Читать книгу Industrial Environmental Management - Tapas K. Das - Страница 26

To understand why Zero Discharge is a critical component of sustainability, it is important to recognize that one principle of sustainability is the efficient and wise use of resources, especially with regard to limiting the amount and type of resource extraction and subsequent pollution loadings. To see how these are related, it may help to think of a cycle with three parts: sources, systems, and sinks.

 The sources include raw materials such as minerals, water, topsoil, and fossil fuels. On this planet, these are limited but have huge external reserves.

 The systems are our ability to manipulate energy to turn source materials into finished products. Economic and industrial systems are limited only by imagination.

 The sinks are the global waste bins. The ultimate long‐term sink is the deep trenches of the oceans; short‐term sinks are biosystems such as the atmosphere, rivers, wetlands, and the land. The ability of the sinks to handle wastes is limited; most show adverse effects of pollutant loading in just a few years.

The most restricting rate‐limiting component in this three‐part model is the sinks. Currently, the depletion of resources is rarely the driving force for resource substitution; instead, change is driven by process innovation to beat the competition, or regulatory intervention imposed from outside. But given the limitations of the sinks, the pressure for modification of an industrial system will increasingly come from the need to reduce loadings to environmental sinks.

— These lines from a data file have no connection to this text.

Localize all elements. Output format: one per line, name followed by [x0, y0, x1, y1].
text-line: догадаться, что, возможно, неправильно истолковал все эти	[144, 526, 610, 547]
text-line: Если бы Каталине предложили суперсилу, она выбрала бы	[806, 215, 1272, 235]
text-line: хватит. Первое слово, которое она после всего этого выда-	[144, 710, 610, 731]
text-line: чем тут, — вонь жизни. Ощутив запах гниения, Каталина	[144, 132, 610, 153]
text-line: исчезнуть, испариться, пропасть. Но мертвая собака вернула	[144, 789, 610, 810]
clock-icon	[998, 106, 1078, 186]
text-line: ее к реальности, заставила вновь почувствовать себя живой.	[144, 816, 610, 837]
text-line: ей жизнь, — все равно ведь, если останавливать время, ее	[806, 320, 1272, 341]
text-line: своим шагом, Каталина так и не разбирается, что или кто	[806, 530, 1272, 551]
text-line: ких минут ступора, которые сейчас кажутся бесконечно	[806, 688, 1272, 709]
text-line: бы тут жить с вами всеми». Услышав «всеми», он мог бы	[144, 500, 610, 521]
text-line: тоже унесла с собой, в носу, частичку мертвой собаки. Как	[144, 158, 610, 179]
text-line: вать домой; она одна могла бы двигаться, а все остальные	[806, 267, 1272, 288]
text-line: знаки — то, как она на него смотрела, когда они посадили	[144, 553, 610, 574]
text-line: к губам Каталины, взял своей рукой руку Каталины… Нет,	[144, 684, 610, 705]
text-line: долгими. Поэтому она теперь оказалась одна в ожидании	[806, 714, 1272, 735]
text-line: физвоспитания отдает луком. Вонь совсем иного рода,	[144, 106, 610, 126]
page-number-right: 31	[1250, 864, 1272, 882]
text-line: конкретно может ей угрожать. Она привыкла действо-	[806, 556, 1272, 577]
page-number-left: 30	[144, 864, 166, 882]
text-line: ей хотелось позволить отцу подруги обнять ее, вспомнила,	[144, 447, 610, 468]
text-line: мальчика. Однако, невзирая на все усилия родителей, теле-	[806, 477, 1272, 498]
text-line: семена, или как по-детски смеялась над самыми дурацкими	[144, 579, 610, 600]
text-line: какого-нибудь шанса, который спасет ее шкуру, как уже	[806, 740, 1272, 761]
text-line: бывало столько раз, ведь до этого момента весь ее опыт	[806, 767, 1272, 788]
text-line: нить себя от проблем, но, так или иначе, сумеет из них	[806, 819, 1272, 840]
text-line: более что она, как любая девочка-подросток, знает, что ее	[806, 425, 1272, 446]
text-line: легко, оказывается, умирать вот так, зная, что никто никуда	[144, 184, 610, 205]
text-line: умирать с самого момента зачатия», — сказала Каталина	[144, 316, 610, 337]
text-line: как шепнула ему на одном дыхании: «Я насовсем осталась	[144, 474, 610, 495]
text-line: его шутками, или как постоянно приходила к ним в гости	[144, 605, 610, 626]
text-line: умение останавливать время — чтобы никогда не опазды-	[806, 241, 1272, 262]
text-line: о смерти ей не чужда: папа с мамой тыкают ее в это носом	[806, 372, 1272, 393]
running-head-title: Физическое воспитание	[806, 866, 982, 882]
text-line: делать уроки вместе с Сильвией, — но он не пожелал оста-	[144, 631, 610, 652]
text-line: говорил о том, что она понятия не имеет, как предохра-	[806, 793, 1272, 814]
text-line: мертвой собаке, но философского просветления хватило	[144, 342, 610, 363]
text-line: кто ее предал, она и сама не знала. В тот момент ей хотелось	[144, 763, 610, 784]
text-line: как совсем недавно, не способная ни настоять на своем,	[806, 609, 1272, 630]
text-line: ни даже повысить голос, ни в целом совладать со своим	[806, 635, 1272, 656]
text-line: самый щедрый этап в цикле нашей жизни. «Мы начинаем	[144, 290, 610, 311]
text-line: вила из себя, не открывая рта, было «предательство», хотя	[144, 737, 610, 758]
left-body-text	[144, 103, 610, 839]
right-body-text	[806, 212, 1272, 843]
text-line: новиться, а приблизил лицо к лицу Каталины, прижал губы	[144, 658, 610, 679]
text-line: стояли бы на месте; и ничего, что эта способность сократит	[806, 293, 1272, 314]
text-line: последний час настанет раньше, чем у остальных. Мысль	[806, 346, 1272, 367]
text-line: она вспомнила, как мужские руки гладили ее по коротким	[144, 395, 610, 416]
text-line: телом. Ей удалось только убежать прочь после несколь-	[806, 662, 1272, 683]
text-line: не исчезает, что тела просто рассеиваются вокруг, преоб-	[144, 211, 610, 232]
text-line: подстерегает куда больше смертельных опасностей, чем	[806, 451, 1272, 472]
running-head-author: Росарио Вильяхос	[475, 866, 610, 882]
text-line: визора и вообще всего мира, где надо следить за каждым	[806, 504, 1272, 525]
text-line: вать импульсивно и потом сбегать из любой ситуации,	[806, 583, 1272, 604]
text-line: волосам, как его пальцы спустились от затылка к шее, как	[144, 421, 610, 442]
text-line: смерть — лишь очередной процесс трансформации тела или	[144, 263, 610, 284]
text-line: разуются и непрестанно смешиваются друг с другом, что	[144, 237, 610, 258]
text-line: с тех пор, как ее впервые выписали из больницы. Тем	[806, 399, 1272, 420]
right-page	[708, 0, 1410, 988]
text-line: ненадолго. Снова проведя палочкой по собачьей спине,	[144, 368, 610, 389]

To achieve sustainability, the Earth's environment must be protected in multiple ways. For example, planners must aim to minimize or eliminate anthropogenic changes to climate, net increases in acidification, loses of topsoil, and withdrawals of fossil water; moreover, biodiversity must be preserved, and buildup of toxic metals and other nonbiodegradable toxics in soils or sediments must be stopped. Zero discharge technologies attempt to accomplish these goals by reducing resource extraction and loadings to sinks. The objective is a closed loop in the economic subsystem, so that wastes inevitably created by human activities do not escape to contaminate the environment. Zero Discharge/Emissions proponent Gunter Pauli, the founder and former director of Zero Emission Research Institute, also notes that in the effort to eliminate waste, Zero Emissions “is nothing more than a persistent drive to cut costs.” Waste is a form of inefficiency, and an “economic system cannot be considered efficient, or ultimately competitive, if it generates waste” (Pauli 1996).

Zero Discharge (or Emissions) leaves behind the linear “cradle to grave” concept of materials use (Figure 1.5) and embraces a cyclical, “cradle to cradle” vision (Figure 1.6), in which wastes become value‐added inputs and the raw materials for other production cycles. This is how natural systems dispose of waste, and according to Pauli, the only way to achieve sustainability.

Meanwhile, the biological sinks are not increasing in capacity. Existing industries will keep operating and generating wastes – some of these wastes, as will be discussed later, containing richer concentrations of recoverable materials than virgin ones. In the interim, there will be a demand for technologies to manage and convert today's wastes into usable feedstocks. Chemical process design engineers and consulting firms will provide focal services to meet this demand through technology development, system integration, and facility operation.

Figure 1.5 The interrelationship of sources, systems, and sinks for a linear (cradle to grave) materials use pattern.

Figure 1.6 The interrelationship of sources, systems, and sinks for a cyclic (Zero Emissions) materials use pattern.